Besonders brisant an den Enthüllungen ist die Aussage des Ex-Profis, dass er kein Einzelfall gewesen sei. „In jedem Team, in dem ich war, kannte ich Spieler, die wetten“, verriet er dem Stern. Seine Schätzung geht sogar noch weiter: Er vermutet, dass „vermutlich zwei bis drei pro Mannschaft“ entsprechende illegale Angebote genutzt hätten.

Die Wetten liefen laut seinen Schilderungen über spezielle, inoffizielle Plattformen, die gezielt auf Sportler zugeschnitten waren. Die Abrechnung erfolgte teilweise bar oder über Mittelsmänner, um Spuren zu verwischen. Obwohl es durchaus große Gewinne gegeben habe – „manchmal 30.000 oder 40.000 Euro an einem Spieltag“ –, sei die Bilanz am Ende stets negativ gewesen: „Am Ende habe ich immer draufgelegt.“

Strikte Verbote und harte Konsequenzen

Sportwetten sind für aktive Profifußballer strikt verboten. Nach den Statuten des Deutschen Fußball-Bundes (DFB) und der Deutschen Fußball Liga (DFL) dürfen Spieler nicht auf Wettbewerbe wetten, an denen ihre eigene Mannschaft oder Liga beteiligt ist. Ziel dieser Regelungen ist es, jeden Interessenkonflikt und schon den bloßen Anschein von Manipulation zu verhindern.

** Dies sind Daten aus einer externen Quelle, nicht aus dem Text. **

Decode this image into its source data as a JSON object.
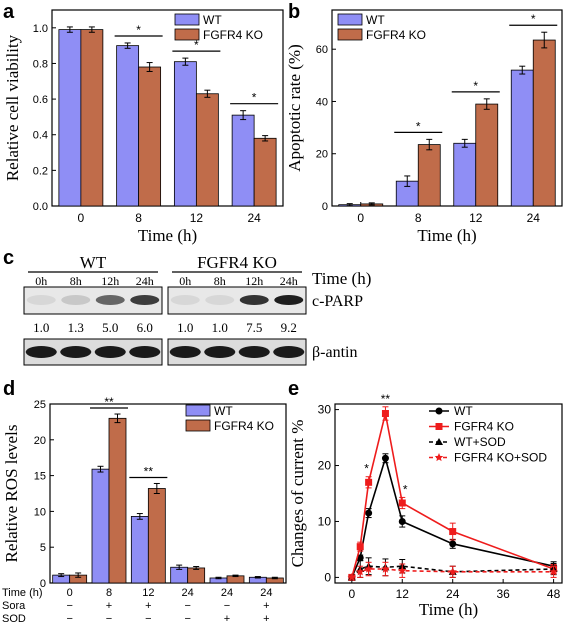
{
  "colors": {
    "wt": "#8f8ef5",
    "ko": "#c06c4a",
    "wt_line": "#000000",
    "ko_line": "#ee1c1c"
  },
  "panels": {
    "a": "a",
    "b": "b",
    "c": "c",
    "d": "d",
    "e": "e"
  },
  "chart_data": [
    {
      "id": "a",
      "type": "bar",
      "title": "",
      "xlabel": "Time (h)",
      "ylabel": "Relative cell viability",
      "categories": [
        "0",
        "8",
        "12",
        "24"
      ],
      "ylim": [
        0,
        1.1
      ],
      "yticks": [
        "0.0",
        "0.2",
        "0.4",
        "0.6",
        "0.8",
        "1.0"
      ],
      "series": [
        {
          "name": "WT",
          "values": [
            0.99,
            0.9,
            0.81,
            0.51
          ],
          "errors": [
            0.015,
            0.015,
            0.02,
            0.025
          ]
        },
        {
          "name": "FGFR4 KO",
          "values": [
            0.99,
            0.78,
            0.63,
            0.38
          ],
          "errors": [
            0.015,
            0.025,
            0.02,
            0.015
          ]
        }
      ],
      "significance": [
        {
          "label": "*",
          "category": 1
        },
        {
          "label": "*",
          "category": 2
        },
        {
          "label": "*",
          "category": 3
        }
      ],
      "legend": "top-right"
    },
    {
      "id": "b",
      "type": "bar",
      "title": "",
      "xlabel": "Time (h)",
      "ylabel": "Apoptotic rate (%)",
      "categories": [
        "0",
        "8",
        "12",
        "24"
      ],
      "ylim": [
        0,
        75
      ],
      "yticks": [
        "0",
        "20",
        "40",
        "60"
      ],
      "series": [
        {
          "name": "WT",
          "values": [
            0.5,
            9.5,
            24,
            52
          ],
          "errors": [
            0.4,
            2,
            1.5,
            1.5
          ]
        },
        {
          "name": "FGFR4 KO",
          "values": [
            0.8,
            23.5,
            39,
            63.5
          ],
          "errors": [
            0.4,
            2,
            2,
            3
          ]
        }
      ],
      "significance": [
        {
          "label": "*",
          "category": 1
        },
        {
          "label": "*",
          "category": 2
        },
        {
          "label": "*",
          "category": 3
        }
      ],
      "legend": "top-left"
    },
    {
      "id": "d",
      "type": "bar",
      "title": "",
      "xlabel": "",
      "ylabel": "Relative ROS levels",
      "categories": [
        "0",
        "8",
        "12",
        "24",
        "24",
        "24"
      ],
      "ylim": [
        0,
        25
      ],
      "yticks": [
        "0",
        "5",
        "10",
        "15",
        "20",
        "25"
      ],
      "series": [
        {
          "name": "WT",
          "values": [
            1.1,
            15.9,
            9.3,
            2.2,
            0.7,
            0.8
          ],
          "errors": [
            0.2,
            0.4,
            0.4,
            0.3,
            0.1,
            0.1
          ]
        },
        {
          "name": "FGFR4 KO",
          "values": [
            1.1,
            23.0,
            13.2,
            2.1,
            1.0,
            0.7
          ],
          "errors": [
            0.3,
            0.6,
            0.7,
            0.2,
            0.1,
            0.1
          ]
        }
      ],
      "significance": [
        {
          "label": "**",
          "category": 1
        },
        {
          "label": "**",
          "category": 2
        }
      ],
      "table": {
        "rows": [
          {
            "label": "Time (h)",
            "cells": [
              "0",
              "8",
              "12",
              "24",
              "24",
              "24"
            ]
          },
          {
            "label": "Sora",
            "cells": [
              "−",
              "+",
              "+",
              "−",
              "−",
              "+"
            ]
          },
          {
            "label": "SOD",
            "cells": [
              "−",
              "−",
              "−",
              "−",
              "+",
              "+"
            ]
          }
        ]
      },
      "legend": "top-right"
    },
    {
      "id": "e",
      "type": "line",
      "title": "",
      "xlabel": "Time (h)",
      "ylabel": "Changes of current %",
      "xlim": [
        -4,
        50
      ],
      "ylim": [
        -1,
        31
      ],
      "xticks": [
        "0",
        "12",
        "24",
        "36",
        "48"
      ],
      "yticks": [
        "0",
        "10",
        "20",
        "30"
      ],
      "series": [
        {
          "name": "WT",
          "style": "solid",
          "marker": "circle",
          "x": [
            0,
            2,
            4,
            8,
            12,
            24,
            48
          ],
          "y": [
            0,
            3.5,
            11.5,
            21.3,
            10,
            6,
            2
          ],
          "errors": [
            0.3,
            0.5,
            0.8,
            0.8,
            1,
            0.8,
            0.8
          ]
        },
        {
          "name": "FGFR4 KO",
          "style": "solid",
          "marker": "square",
          "x": [
            0,
            2,
            4,
            8,
            12,
            24,
            48
          ],
          "y": [
            0,
            5.5,
            17,
            29.3,
            13.3,
            8.2,
            1.5
          ],
          "errors": [
            0.3,
            0.8,
            1,
            1.2,
            1,
            1.5,
            0.8
          ]
        },
        {
          "name": "WT+SOD",
          "style": "dashed",
          "marker": "triangle",
          "x": [
            0,
            2,
            4,
            8,
            12,
            24,
            48
          ],
          "y": [
            0,
            1.5,
            2,
            1.8,
            2,
            1,
            1.5
          ],
          "errors": [
            0.3,
            1.5,
            1.5,
            1.5,
            1.2,
            1,
            1
          ]
        },
        {
          "name": "FGFR4 KO+SOD",
          "style": "dashed",
          "marker": "star",
          "x": [
            0,
            2,
            4,
            8,
            12,
            24,
            48
          ],
          "y": [
            0,
            1,
            1.5,
            1.5,
            1.2,
            1,
            1
          ],
          "errors": [
            0.3,
            1,
            1.2,
            1.2,
            1.2,
            1,
            1
          ]
        }
      ],
      "significance": [
        {
          "label": "*",
          "x": 4
        },
        {
          "label": "**",
          "x": 8
        },
        {
          "label": "*",
          "x": 12
        }
      ],
      "legend": "top-right"
    }
  ],
  "western_blot": {
    "groups": [
      {
        "label": "WT",
        "lanes": [
          "0h",
          "8h",
          "12h",
          "24h"
        ],
        "cparp_values": [
          "1.0",
          "1.3",
          "5.0",
          "6.0"
        ],
        "cparp_intensity": [
          0.05,
          0.12,
          0.6,
          0.8
        ]
      },
      {
        "label": "FGFR4 KO",
        "lanes": [
          "0h",
          "8h",
          "12h",
          "24h"
        ],
        "cparp_values": [
          "1.0",
          "1.0",
          "7.5",
          "9.2"
        ],
        "cparp_intensity": [
          0.05,
          0.05,
          0.85,
          0.95
        ]
      }
    ],
    "time_label": "Time (h)",
    "row_labels": {
      "cparp": "c-PARP",
      "actin": "β-antin"
    }
  }
}
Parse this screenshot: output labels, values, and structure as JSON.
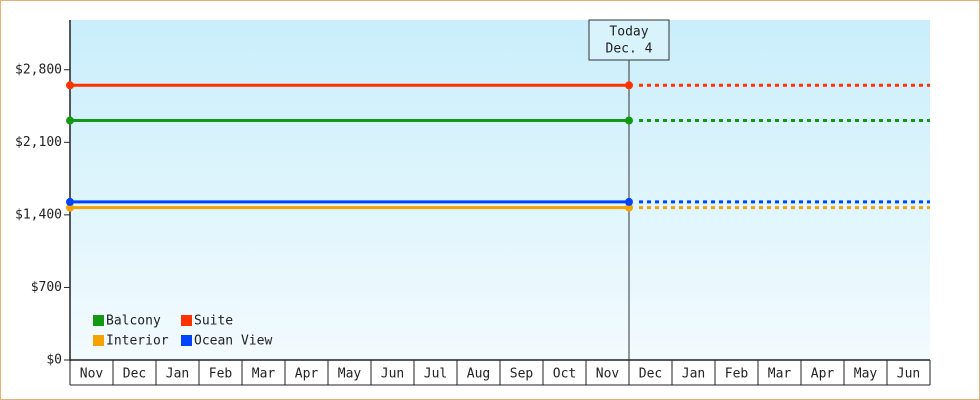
{
  "chart_data": {
    "type": "line",
    "categories": [
      "Nov",
      "Dec",
      "Jan",
      "Feb",
      "Mar",
      "Apr",
      "May",
      "Jun",
      "Jul",
      "Aug",
      "Sep",
      "Oct",
      "Nov",
      "Dec",
      "Jan",
      "Feb",
      "Mar",
      "Apr",
      "May",
      "Jun"
    ],
    "x": [
      0,
      13
    ],
    "xlim": [
      0,
      20
    ],
    "series": [
      {
        "name": "Balcony",
        "color": "#119911",
        "values": [
          2310,
          2310
        ]
      },
      {
        "name": "Suite",
        "color": "#ff3300",
        "values": [
          2650,
          2650
        ]
      },
      {
        "name": "Interior",
        "color": "#f5a300",
        "values": [
          1470,
          1470
        ]
      },
      {
        "name": "Ocean View",
        "color": "#0044ff",
        "values": [
          1525,
          1525
        ]
      }
    ],
    "ylim": [
      0,
      3280
    ],
    "yticks": [
      {
        "value": 0,
        "label": "$0"
      },
      {
        "value": 700,
        "label": "$700"
      },
      {
        "value": 1400,
        "label": "$1,400"
      },
      {
        "value": 2100,
        "label": "$2,100"
      },
      {
        "value": 2800,
        "label": "$2,800"
      }
    ],
    "annotation": {
      "lines": [
        "Today",
        "Dec. 4"
      ],
      "x": 13
    },
    "legend": "bottom-left"
  }
}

Verstöße gegen diese Vorschriften können schwerwiegende Konsequenzen nach sich ziehen: Geldstrafen, lange Spielsperren bis hin zu arbeitsrechtlichen Maßnahmen durch die Vereine. Der Ex-Profi betonte zwar, nie auf eigene Spiele gewettet zu haben, räumte aber ein, dass er mit seinem Verhalten viel aufs Spiel gesetzt habe – sowohl sportlich als auch persönlich.

Rückblickende Einsicht

Im Nachhinein zeigt sich der ehemalige Bundesligaspieler einsichtig. Lange Zeit habe er kein schlechtes Gewissen gehabt, doch heute sei ihm die Tragweite seines Handelns bewusst. Die Faszination am Wetten habe jedoch stets überwogen und ihn in einen Strudel aus Verlusten gezogen.

Sein Geständnis wirft ein beunruhigendes Licht auf die Praxis illegaler Wetten im Profifußball und regt zur Diskussion über Kontrollmechanismen und Präventionsmaßnahmen an.